The fact that a vaccine is prepared from viruses and bacteria known to cause serious illnesses can be a concern for many parents. For others the issue is whether or not their child will suffer significant side effects, or the risk of an allergic reaction to the vaccine itself. These are all valid points, and in this article they are addressed to hopefully put your mind at ease.

Why are there concerns about the potential side effects of childhood vaccinations?

Some babies do exhibit some mild side effects after a vaccination, and these can cause some parents to worry. These side effects are usually signs of the body’s defences, the immune system, preparing to deal with the infectious agent. In fact a lot of the symptoms we see during illness are a consequence of our immune system responding to the presence of an infectious agent, and a great example is inflammation, which works to seal off a site of infection and prevent it from spreading.

Typical side effects observed after children are given some vaccines are some redness or swelling around the site of injection and a mild fever. These are not a cause for concern in the vast majority of cases, and are just a consequence of the body’s response to the vaccine. This fever is easily treated with a small dose of paracetamol, but you should never administer a painkiller before the vaccination itself.

Allergies to childhood vaccinations

While it is extremely rare, there is a small chance that a child might be allergic to a particular vaccination. This is a worry for some parents, but you should rest assured that even if your child does have an allergic response to the vaccine it is completely treatable.

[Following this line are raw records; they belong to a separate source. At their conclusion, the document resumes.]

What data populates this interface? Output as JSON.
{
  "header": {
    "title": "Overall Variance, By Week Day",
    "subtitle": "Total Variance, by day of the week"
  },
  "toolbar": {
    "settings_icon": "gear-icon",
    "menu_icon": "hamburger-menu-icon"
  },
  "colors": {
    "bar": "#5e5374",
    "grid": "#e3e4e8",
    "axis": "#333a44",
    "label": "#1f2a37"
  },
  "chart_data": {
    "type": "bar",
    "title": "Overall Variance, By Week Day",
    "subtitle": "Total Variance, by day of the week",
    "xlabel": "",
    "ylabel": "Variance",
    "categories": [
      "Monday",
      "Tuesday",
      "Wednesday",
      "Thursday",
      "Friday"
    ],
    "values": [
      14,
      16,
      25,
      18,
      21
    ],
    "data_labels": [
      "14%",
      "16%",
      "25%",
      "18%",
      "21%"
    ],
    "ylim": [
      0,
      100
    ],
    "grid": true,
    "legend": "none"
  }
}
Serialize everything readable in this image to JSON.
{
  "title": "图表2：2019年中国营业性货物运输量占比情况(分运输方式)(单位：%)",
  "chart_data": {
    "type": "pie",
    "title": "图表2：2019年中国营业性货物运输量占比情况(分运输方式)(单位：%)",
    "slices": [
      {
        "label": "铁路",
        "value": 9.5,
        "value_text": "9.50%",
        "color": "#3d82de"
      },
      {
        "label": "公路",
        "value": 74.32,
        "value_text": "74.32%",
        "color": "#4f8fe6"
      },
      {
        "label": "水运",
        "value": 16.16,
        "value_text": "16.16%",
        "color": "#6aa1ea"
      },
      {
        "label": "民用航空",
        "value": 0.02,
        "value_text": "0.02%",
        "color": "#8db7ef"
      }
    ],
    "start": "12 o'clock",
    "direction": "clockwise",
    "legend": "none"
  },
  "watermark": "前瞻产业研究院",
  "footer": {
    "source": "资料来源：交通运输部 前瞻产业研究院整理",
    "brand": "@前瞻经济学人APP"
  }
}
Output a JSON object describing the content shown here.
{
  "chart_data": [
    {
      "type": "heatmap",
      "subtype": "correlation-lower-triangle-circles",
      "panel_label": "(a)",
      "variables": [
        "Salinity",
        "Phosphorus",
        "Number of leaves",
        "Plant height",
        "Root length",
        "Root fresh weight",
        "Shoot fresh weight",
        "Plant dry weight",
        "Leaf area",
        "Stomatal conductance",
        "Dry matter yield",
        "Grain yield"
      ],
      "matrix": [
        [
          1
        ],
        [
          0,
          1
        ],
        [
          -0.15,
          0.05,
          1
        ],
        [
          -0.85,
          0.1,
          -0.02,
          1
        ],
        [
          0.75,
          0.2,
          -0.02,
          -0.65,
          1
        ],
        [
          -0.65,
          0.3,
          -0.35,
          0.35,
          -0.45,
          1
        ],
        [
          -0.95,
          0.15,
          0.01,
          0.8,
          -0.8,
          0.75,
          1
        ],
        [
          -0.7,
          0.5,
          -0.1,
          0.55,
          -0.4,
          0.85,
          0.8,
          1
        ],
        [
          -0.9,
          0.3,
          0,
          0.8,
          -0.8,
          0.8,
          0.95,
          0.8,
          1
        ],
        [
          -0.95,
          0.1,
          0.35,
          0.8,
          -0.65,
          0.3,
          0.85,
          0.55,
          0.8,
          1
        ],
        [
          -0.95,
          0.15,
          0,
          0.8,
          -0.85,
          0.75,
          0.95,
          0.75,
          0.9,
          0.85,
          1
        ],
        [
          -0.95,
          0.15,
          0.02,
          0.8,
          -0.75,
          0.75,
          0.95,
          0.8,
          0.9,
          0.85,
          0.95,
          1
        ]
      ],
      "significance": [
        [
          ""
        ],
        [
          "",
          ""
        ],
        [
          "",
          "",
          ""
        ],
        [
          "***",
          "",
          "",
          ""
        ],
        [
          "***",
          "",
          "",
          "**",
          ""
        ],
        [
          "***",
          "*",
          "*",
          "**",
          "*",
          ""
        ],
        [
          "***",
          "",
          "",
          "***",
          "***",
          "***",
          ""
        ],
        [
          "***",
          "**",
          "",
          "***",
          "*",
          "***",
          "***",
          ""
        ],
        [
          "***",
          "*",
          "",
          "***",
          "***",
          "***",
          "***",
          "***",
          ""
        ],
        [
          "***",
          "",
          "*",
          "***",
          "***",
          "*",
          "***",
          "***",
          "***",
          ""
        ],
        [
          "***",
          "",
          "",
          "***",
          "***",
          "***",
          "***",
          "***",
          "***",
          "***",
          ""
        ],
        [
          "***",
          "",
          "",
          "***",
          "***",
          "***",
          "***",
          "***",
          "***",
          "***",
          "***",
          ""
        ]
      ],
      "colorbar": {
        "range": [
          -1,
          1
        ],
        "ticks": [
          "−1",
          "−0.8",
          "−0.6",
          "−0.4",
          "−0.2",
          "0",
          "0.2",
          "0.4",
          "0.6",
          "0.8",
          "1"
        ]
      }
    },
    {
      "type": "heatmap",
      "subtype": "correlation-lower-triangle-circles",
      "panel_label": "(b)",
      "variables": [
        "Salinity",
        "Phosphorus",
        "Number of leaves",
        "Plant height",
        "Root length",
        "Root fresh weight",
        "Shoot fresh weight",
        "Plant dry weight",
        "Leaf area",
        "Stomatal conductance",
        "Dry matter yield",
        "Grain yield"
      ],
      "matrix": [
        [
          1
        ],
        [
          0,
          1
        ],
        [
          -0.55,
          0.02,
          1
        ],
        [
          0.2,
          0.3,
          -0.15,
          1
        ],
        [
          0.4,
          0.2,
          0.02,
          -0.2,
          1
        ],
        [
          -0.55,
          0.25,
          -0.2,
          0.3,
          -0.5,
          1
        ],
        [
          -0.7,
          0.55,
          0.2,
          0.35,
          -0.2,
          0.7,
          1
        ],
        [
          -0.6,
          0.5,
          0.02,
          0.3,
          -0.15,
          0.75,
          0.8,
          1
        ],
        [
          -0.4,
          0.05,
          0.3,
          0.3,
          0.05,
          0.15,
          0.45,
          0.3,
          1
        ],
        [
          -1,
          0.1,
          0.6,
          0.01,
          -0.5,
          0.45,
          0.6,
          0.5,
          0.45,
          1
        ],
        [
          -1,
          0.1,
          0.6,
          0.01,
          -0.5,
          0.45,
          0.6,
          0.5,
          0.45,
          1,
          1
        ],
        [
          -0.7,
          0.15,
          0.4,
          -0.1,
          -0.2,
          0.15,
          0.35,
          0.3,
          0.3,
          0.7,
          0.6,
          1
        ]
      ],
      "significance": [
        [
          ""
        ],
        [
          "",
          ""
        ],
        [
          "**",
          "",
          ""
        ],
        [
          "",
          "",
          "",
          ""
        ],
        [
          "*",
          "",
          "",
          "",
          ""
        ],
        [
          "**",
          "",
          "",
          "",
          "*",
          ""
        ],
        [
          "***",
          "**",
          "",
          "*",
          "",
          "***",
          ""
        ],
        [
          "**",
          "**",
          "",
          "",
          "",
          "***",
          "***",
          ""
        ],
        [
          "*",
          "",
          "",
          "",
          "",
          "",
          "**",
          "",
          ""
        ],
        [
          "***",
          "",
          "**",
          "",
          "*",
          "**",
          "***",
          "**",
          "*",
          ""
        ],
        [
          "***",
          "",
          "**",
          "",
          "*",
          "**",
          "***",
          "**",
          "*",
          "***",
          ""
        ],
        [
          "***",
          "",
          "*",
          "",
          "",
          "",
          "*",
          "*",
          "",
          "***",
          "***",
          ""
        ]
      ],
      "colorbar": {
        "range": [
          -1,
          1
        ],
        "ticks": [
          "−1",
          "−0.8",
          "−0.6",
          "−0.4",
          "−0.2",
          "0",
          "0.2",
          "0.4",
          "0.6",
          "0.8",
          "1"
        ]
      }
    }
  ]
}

Most allergies will present themselves as a rash or itching sensation which the doctor or nurse administering the vaccine will be aware of. In some extremely rare cases a more severe reaction occurs and a child will suffer breathing difficulties, and the chances of such a severe reaction are one in a million. Even if this does happen, the practitioner giving the vaccine will be watching out for any signs of such a reaction and administer treatment immediately if it does occur.

So are childhood vaccinations safe?

Despite the considerations mentioned thus far in this article, vaccinations given to children of all ages are known and proven to be perfectly safe. They would not have gained approval for widespread use throughout the country, and indeed the world as a whole, without careful study into their effects.

All new medications and vaccines are subject to rigorous testing to ensure their safety before widespread use. These investigations persist after the vaccine has entered public use to make sure that any adverse effects are understood and documented. An independent authority called The Medicines and Healthcare Products Regulatory Agency (MHRA) is responsible for keeping an eye on existing and developing vaccines to ensure that there are no serious risks or dangers involved in their use. This organisation does so through the Yellow Card Scheme which ensures that any and all adverse effects caused by a particular vaccine are quickly reported and studied.

The risks mentioned thus far in this article affect an extremely small number of people every year, and NHS staff are well prepared to deal with any potential side effects or allergic reactions in the rare event that they do occur.